This Curious Religion ©
Reverend Janet Parsons
Gloucester UU Church
May 17, 2026
People tend to think that it’s easy to be a Unitarian Universalist. After all, they like to tell us, we can believe anything that we want! What could be simpler? And the comments are many and frequent, often condescending. “Those people – they don’t believe in anything.” “It’s a social club.” “Coffee is the most important part of Sunday morning.”
I will concede some truth in that last point.
I remember the time, years ago, when for some reason my sons’ high school held an awards ceremony at my home church, the Winchester Unitarian Society. There were two high school girls sitting in front of my spouse. One of them stood right up on the pew to take a photo, and her friend chastised her for doing that in a church. My spouse heard the other girl respond, “It’s not really a church.”
I guess if you are trying to define what a ‘real church’ looks like, stained glass in every direction and organ pipes don’t count.
This morning, as we do each year, we have joyfully offered our hands and our hearts to a group of new members. Marcie, Wendy, Josh, Julee, and Laurence, along with Jonathan and Val, we are so glad that you have chosen to join us as we work to create community together and to make meaning of our daily lives. And in speaking to each of you before you joined, I am confident that none of you are here with us this morning because you think it will be easy.
There are some fundamental threads that run throughout our history that we honor here every Sunday. We don’t often name these. First and foremost, we call ourselves a ‘living tradition.’ By this we mean that we don’t think that we as individuals know all there is to know about mystery, about sacredness about what it means to be human or what the Holy might be. Our most eminent theologian of the 20th century, James Luther Adams, used to say that “revelation is continuous.” We believe that all has not been revealed to us, and we accept that a religious tradition doesn’t have all the answers to those questions either. Now, not all religions agree; they assert that their dogma is fixed and settled. They offer people hard truths that they can rely on throughout their lives. But we are different. We see our religion as alive, as evolving, as responding to the times and environment in which we live. To believe otherwise, to refuse to doubt or to question, or to continue to learn more, would be to cut off the oxygen to our religion, to let it risk dying. And it can be that during difficult times, we have less to hold on to than those who believe in a fixed doctrine. The ground might shift more beneath our feet. I would not call that easy.

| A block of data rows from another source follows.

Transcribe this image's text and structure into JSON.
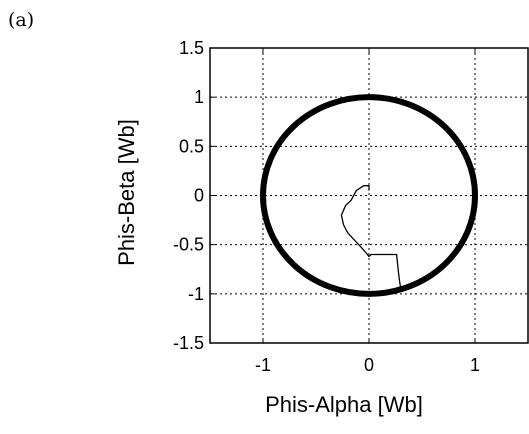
{
  "panel_label": "(a)",
  "chart_data": {
    "type": "line",
    "xlabel": "Phis-Alpha [Wb]",
    "ylabel": "Phis-Beta [Wb]",
    "xlim": [
      -1.5,
      1.5
    ],
    "ylim": [
      -1.5,
      1.5
    ],
    "xticks": [
      "-1",
      "0",
      "1"
    ],
    "yticks": [
      "1.5",
      "1",
      "0.5",
      "0",
      "-0.5",
      "-1",
      "-1.5"
    ],
    "grid": true,
    "grid_style": "dotted",
    "series": [
      {
        "style": "thick",
        "color": "#000000",
        "shape": "circle",
        "center": [
          0,
          0
        ],
        "radius": 1.0
      },
      {
        "style": "thin",
        "color": "#000000",
        "x": [
          0.0,
          0.0,
          -0.05,
          -0.12,
          -0.17,
          -0.22,
          -0.26,
          -0.24,
          -0.2,
          -0.14,
          -0.08,
          -0.03,
          0.0,
          0.02,
          0.04,
          0.1,
          0.18,
          0.26,
          0.27,
          0.28,
          0.29,
          0.3
        ],
        "y": [
          0.05,
          0.1,
          0.1,
          0.05,
          -0.05,
          -0.1,
          -0.2,
          -0.3,
          -0.38,
          -0.45,
          -0.52,
          -0.58,
          -0.62,
          -0.6,
          -0.6,
          -0.6,
          -0.6,
          -0.6,
          -0.7,
          -0.8,
          -0.88,
          -0.95
        ]
      }
    ]
  }
}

And so, one of the reasons it’s not easy to be a UU is that we are asked to accept change. We are always called to learn, to remain open to change, and to stay curious. Becoming part of a Unitarian Universalist church means that you have agreed to live your lives from a place of curiosity. It is our job.
Another challenging aspect of Unitarian Universalism is that we deliberately create a religious community made up of people with widely varying beliefs, or no religious belief. As the Reverend Michelle Collins wrote, we “insist(s) that this is not a problem to be managed but a gift to be received. This only makes sense if curiosity about one another’s spiritual experience and theological frameworks is treated as a genuine spiritual practice rather than a polite tolerance.”
Look around you for a moment. The person sitting near you might be a practicing Buddhist, an atheist, a Christian, or a religious naturalist. Or none of the above. We can learn so much from each other if we treat each other with curiosity. Again, that is our job.
The question always becomes, given our receptivity to change and growth, and our commitment to support wide diversity of belief, what is it that holds us together? We sense that we need to be more than a social club with a commitment to justice and fairly traded coffee. Like the mariners of old, we do need some stars in the night sky to steer by, to help us to create the framework of a community based on covenant.
Earlier, Carol spoke about our Principles, that most of us are quite familiar with. Abiding by these, keeping them always in our thoughts as we navigate life, helps us greatly in creating a community devoted to mutual respect and care, not just for those of us within the walls we build, but for all beings.
Two years ago, Unitarian Universalism put itself to a test, choosing to update the Principles that have guided us since 1985. The original intention had been to update them after 15 years. We held onto them for 40. Even knowing that, many people were unprepared for the changes that emerged: the creation of our six core values. It would have been easy to just keep the Principles. But once again, we stepped away from the tried and true, and expressed curiosity about who we are now and what we need to express our beliefs. We settled on six values: Justice, Equity, Transformation, Pluralism, Interdependence, and Generosity. And we depict these graphically in a circle, with Love at the center. How will these help us in the living of our faith? Time will tell. Our work is to learn them and to be curious about what they mean to us.
Through all the centuries, all the changes, we can return again and again to the stars that guide us, that help us to follow the thread of tradition we follow as we walk together on life’s journey. These stars are: We seek to practice compassion. We seek to leave the world better than we found it. And we seek to remain ever curious, to enable our hearts and our minds to remain open to what the world reveals to us in its time.
No one says it will be easy. But that’s why we gather, so that we can draw on each other’s strength when we need it, and offer ours in turn to others, to lean on this community when we need to, and to bolster it every way that we can.
It will never be easy. Nor should it be. But it is our work to do in the world.
Blessings on your hands and hearts and minds. And welcome.